Together, these findings point to a population adapting to a harsh habitat – a stable, dark corridor with constant food made by chemistry.
Researchers measured the webbed wall and estimated its area at about 1,140 square feet (106 square meters). They sampled quadrats, counted funnel centers, and extrapolated to the entire patch.
Their estimate yielded about 69,000 domestic house spiders and around 42,000 P. vagans. The team noted that abandoned funnels may slightly inflate totals.
Egg clutches in early summer were larger than those in fall and late winter. The mean clutch size hovered near the mid teens, which is small compared with some surface reports.
The colony sits roughly 164 feet (50 meters) from the entrance, where the roof pinches low. That narrow passage traps midges that hatch from the stream and rest on the wall.

Why two solitary species tolerate each other at such scale remains an open question. Chemical cues, low light, and constant prey likely interact.
Predator pressure and disease could shape colony edges over time. So could subtle shifts in gas levels and water chemistry.
Long-term, genetic isolation may matter as much as food. If dispersal stays rare, the cave lineages could drift further from their outside cousins.
Future work will need repeated genetic sampling, behavioral trials in controlled light, and fine-scale mapping of prey flux. All three could test how much each factor contributes.

The spider discovery in the sulfur cave forces scientists to rethink how social behavior evolves in harsh ecosystems.
The research shows that cooperation can emerge not from kinship or intelligence but from environmental logic, when survival itself demands collective adaptation to extreme conditions.
When constant food supply meets physical isolation, cooperation may appear not as a rare exception but as an efficient survival strategy.

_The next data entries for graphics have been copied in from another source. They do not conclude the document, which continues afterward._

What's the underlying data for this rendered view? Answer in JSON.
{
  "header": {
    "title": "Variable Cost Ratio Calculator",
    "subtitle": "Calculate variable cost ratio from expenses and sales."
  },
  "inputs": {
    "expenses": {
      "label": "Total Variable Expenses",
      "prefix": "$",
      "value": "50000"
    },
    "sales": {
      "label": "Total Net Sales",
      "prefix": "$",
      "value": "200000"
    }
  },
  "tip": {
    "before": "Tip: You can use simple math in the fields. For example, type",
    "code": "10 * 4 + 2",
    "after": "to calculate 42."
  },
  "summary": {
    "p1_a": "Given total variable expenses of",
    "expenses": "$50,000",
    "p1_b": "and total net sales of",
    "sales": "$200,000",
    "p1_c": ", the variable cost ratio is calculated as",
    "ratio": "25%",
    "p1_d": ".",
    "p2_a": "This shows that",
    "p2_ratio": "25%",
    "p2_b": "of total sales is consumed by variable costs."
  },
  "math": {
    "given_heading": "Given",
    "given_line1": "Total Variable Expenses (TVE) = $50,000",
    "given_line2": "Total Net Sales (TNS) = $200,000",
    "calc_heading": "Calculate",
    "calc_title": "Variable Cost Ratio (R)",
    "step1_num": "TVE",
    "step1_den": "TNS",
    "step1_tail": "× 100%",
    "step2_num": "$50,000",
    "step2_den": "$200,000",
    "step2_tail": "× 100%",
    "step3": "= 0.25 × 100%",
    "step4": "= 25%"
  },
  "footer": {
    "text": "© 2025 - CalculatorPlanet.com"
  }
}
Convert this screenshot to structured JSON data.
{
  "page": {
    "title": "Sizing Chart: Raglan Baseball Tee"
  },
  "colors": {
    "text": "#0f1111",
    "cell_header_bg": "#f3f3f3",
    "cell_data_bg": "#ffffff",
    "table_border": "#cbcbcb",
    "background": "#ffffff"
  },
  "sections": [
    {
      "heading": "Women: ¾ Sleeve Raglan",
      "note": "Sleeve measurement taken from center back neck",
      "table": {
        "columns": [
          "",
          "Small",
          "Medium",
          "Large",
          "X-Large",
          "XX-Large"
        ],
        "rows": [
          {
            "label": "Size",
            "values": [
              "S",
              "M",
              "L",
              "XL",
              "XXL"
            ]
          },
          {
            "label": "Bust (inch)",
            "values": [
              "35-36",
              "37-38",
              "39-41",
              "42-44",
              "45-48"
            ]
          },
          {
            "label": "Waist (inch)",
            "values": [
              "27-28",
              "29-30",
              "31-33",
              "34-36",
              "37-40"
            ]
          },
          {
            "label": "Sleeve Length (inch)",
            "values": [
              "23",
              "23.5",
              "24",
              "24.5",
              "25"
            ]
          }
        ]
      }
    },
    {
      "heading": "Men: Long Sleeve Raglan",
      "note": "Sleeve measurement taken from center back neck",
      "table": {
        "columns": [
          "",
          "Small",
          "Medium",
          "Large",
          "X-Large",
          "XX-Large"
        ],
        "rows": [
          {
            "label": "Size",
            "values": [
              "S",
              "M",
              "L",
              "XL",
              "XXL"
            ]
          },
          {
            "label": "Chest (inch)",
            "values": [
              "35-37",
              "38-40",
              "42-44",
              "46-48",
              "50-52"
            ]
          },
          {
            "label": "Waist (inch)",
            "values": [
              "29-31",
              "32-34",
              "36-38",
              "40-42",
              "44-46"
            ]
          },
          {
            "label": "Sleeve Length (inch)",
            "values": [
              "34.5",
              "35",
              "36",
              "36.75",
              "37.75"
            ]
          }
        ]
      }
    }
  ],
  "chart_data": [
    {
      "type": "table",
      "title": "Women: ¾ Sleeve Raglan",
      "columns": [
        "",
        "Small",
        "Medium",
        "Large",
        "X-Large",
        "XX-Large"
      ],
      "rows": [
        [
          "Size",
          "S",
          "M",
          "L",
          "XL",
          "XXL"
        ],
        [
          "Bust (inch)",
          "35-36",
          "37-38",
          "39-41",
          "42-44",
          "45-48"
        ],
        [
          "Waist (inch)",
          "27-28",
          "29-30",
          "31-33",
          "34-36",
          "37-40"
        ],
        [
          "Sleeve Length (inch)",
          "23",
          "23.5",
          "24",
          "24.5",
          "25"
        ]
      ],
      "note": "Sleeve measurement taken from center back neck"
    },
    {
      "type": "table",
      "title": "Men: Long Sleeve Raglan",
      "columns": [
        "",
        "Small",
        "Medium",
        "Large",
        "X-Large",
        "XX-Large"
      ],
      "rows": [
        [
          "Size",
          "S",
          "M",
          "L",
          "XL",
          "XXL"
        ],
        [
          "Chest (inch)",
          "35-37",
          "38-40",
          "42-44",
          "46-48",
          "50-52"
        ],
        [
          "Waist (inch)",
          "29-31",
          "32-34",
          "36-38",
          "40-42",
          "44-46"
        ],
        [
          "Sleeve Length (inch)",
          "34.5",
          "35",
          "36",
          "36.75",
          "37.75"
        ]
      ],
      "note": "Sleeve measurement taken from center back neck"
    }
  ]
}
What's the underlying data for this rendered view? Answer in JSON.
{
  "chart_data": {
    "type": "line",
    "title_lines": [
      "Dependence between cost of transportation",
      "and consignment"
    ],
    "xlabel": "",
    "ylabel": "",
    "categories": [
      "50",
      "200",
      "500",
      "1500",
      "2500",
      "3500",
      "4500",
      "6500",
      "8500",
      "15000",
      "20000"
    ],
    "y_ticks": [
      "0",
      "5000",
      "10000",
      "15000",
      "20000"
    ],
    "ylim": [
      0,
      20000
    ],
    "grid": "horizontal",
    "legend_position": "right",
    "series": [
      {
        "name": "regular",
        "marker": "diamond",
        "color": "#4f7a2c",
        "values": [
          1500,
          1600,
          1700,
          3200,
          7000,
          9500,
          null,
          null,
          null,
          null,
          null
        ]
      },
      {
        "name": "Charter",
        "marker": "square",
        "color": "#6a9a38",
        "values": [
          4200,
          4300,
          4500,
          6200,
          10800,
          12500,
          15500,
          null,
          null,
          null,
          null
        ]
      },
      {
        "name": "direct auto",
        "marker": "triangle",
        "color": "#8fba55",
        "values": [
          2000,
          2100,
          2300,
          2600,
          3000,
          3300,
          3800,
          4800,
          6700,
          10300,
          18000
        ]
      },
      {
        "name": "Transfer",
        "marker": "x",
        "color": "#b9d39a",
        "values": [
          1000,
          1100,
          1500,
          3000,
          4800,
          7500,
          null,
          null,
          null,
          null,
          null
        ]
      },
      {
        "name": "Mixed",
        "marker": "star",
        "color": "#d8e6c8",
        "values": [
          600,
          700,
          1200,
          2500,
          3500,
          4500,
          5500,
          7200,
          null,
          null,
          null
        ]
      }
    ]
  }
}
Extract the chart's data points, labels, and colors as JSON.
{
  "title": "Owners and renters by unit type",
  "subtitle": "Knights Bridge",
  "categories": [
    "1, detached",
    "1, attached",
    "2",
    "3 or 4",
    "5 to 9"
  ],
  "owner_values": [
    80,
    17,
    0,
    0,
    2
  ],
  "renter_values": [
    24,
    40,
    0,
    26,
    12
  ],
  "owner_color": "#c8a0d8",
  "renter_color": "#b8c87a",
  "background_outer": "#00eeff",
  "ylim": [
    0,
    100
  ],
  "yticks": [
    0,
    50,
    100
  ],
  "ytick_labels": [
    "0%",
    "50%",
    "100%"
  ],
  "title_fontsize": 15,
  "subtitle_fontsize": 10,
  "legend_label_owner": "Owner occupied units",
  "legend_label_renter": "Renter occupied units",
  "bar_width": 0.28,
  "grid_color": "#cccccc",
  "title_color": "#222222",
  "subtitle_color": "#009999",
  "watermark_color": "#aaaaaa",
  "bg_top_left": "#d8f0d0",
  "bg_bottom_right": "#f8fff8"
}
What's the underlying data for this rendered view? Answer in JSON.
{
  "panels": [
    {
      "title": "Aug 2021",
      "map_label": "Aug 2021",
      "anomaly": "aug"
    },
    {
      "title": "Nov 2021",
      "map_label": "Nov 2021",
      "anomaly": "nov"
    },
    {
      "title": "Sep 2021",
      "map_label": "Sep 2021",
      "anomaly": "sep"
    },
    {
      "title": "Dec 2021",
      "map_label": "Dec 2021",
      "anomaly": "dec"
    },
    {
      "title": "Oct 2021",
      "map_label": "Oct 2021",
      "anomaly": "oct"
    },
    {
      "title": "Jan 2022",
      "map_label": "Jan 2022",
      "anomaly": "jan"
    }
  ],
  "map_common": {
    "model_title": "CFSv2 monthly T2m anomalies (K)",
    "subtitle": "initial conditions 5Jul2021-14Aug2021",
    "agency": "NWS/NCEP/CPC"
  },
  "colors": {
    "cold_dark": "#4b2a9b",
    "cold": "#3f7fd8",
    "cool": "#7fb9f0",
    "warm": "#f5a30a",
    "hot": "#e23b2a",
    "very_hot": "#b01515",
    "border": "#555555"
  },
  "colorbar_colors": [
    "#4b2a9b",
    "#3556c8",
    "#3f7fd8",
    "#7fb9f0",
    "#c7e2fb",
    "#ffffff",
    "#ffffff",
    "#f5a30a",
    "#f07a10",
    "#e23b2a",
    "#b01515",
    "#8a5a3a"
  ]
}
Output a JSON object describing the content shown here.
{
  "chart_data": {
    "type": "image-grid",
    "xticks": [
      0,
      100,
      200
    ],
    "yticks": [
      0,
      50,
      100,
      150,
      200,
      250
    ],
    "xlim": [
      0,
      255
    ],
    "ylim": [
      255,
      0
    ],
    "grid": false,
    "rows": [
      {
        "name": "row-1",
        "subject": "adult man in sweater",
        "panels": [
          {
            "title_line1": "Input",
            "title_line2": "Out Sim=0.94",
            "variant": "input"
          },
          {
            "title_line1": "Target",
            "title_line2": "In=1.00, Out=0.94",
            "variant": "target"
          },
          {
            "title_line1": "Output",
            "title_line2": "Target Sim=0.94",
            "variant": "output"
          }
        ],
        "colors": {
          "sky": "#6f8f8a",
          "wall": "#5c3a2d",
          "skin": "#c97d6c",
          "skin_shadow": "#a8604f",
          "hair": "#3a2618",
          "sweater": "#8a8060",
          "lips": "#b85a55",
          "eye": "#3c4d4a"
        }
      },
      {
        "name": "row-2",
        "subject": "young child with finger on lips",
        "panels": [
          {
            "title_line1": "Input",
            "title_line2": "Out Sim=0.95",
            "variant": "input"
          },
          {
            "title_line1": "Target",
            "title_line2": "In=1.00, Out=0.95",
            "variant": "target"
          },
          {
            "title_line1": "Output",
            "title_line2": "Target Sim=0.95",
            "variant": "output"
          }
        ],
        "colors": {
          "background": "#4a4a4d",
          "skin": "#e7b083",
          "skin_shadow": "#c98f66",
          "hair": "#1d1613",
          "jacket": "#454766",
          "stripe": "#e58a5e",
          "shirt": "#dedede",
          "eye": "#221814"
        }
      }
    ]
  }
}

This colony shows that even typically solitary animals can shift social structures if environmental pressures align.
Beyond arachnids, the finding raises questions about other cave organisms living in chemically sustained systems.
If similar patterns exist in insects, crustaceans, or worms, these “dark ecosystems” could reveal early models of cooperation shaped by chemical energy rather than sunlight.
The cave, in this sense, acts as a natural experiment in evolution under isolation and abundance.
The study is published in the journal Subterranean Biology.